On August 19, the apical tribunal had noted that though the Centre had formulated exemplary ICU/CCU guidelines successful 2023, they could not beryllium implemented without the recommendations of the States, since wellness is simply a State subject. Accordingly, it had directed the States to place parameters that are some universally applicable and tailored to the circumstantial needs of hospitals serving section populations oregon treating peculiar aesculapian conditions. To find these factors, the tribunal had instructed the States and UTs to clasp consultations with each stakeholders, including backstage healthcare institutions, done State-level oregon determination conferences.
Medical negligence case
The bid was passed successful a 2015 petition arising retired of a aesculapian negligence lawsuit instituted by Asit Baran Mondal seeking compensation for the decease of his woman successful a Kolkata infirmary successful 2013 owed to alleged aesculapian negligence. Subsequently, the Supreme Court successful 2016 recognised that determination are nary guidelines for the attraction of patients successful the ICU/CCU, nor due attraction during operations, oregon during the post-operative stage.
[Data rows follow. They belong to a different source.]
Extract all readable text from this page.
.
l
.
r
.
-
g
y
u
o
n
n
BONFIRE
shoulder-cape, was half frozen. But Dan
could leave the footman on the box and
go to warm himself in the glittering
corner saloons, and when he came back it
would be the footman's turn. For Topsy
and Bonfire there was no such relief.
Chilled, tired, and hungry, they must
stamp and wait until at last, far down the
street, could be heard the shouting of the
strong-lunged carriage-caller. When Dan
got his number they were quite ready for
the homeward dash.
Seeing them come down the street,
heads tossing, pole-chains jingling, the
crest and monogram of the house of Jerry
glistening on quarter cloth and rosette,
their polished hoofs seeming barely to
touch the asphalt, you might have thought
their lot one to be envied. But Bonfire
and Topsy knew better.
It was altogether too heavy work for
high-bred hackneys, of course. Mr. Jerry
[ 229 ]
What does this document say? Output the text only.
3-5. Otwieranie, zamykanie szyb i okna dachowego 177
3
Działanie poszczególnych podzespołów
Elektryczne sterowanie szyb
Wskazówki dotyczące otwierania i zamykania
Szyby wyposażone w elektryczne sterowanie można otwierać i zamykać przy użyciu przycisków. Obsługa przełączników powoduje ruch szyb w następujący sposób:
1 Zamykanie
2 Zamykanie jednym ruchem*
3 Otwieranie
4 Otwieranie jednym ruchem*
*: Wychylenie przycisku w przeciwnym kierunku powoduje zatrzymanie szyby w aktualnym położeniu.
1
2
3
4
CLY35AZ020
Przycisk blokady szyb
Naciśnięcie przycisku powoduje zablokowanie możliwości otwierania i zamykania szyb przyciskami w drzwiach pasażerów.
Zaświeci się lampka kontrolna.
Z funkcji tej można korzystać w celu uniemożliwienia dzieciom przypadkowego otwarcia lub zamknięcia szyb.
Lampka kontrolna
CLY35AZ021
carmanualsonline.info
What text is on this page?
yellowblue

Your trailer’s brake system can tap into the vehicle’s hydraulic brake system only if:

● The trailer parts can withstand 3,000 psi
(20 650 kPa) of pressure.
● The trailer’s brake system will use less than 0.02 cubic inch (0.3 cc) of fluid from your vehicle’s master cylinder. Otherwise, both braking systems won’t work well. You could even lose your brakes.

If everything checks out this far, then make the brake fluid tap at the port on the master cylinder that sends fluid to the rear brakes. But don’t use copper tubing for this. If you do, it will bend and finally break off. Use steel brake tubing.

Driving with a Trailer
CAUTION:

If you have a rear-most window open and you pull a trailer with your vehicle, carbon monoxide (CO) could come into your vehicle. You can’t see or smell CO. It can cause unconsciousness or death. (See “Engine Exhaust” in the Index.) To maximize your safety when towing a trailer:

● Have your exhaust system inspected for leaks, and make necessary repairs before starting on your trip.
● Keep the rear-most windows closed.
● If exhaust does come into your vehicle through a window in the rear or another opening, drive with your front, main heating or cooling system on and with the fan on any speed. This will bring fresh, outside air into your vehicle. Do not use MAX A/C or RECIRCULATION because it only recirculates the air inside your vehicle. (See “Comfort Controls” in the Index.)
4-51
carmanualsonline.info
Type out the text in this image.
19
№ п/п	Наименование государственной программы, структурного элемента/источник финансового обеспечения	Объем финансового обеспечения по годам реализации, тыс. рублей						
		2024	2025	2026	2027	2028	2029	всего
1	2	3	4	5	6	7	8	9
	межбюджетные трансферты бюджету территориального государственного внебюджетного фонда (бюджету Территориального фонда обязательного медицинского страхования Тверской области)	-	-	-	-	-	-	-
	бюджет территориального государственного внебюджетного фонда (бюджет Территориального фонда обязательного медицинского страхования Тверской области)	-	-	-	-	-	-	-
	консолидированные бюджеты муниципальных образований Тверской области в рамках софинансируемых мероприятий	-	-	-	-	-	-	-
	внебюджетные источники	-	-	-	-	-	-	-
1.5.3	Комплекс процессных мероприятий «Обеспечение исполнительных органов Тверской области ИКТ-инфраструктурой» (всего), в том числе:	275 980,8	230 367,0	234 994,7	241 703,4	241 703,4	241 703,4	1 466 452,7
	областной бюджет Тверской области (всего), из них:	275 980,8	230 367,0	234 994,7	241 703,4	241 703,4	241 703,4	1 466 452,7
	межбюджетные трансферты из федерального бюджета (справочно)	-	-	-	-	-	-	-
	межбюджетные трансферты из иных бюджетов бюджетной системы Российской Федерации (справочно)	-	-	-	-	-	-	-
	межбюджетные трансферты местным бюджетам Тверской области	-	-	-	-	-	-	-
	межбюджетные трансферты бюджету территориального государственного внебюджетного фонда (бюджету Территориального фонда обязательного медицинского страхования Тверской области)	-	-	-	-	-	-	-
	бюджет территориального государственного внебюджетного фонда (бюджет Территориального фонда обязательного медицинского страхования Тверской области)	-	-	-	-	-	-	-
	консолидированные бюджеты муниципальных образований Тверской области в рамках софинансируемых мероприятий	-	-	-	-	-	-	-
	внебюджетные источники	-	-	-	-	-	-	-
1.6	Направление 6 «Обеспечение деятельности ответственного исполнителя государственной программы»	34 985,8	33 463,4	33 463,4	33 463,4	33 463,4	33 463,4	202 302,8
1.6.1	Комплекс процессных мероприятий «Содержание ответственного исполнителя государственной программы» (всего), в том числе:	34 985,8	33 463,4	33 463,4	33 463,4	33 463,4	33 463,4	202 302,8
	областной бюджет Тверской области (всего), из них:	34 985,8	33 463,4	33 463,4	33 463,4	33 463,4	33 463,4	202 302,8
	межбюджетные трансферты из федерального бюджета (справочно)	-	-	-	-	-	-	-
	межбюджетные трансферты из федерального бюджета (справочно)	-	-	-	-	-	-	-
Pursuant to the court’s directions, the Union authorities successful 2023 acceptable up a committee chaired by the Director General of Health Services (DGHS) with a defined mandate to “formulate guidelines for admittance to ICUs and CCUs, supply for palliative attraction of non-salvageable patients withdrawn from ventilator support, and laic down criteria for withdrawal of treatment.” The panel, comprising respective aesculapian experts and practitioners, undertook extended consultations, culminating successful the finalisation of a acceptable of exemplary guidelines successful 2023.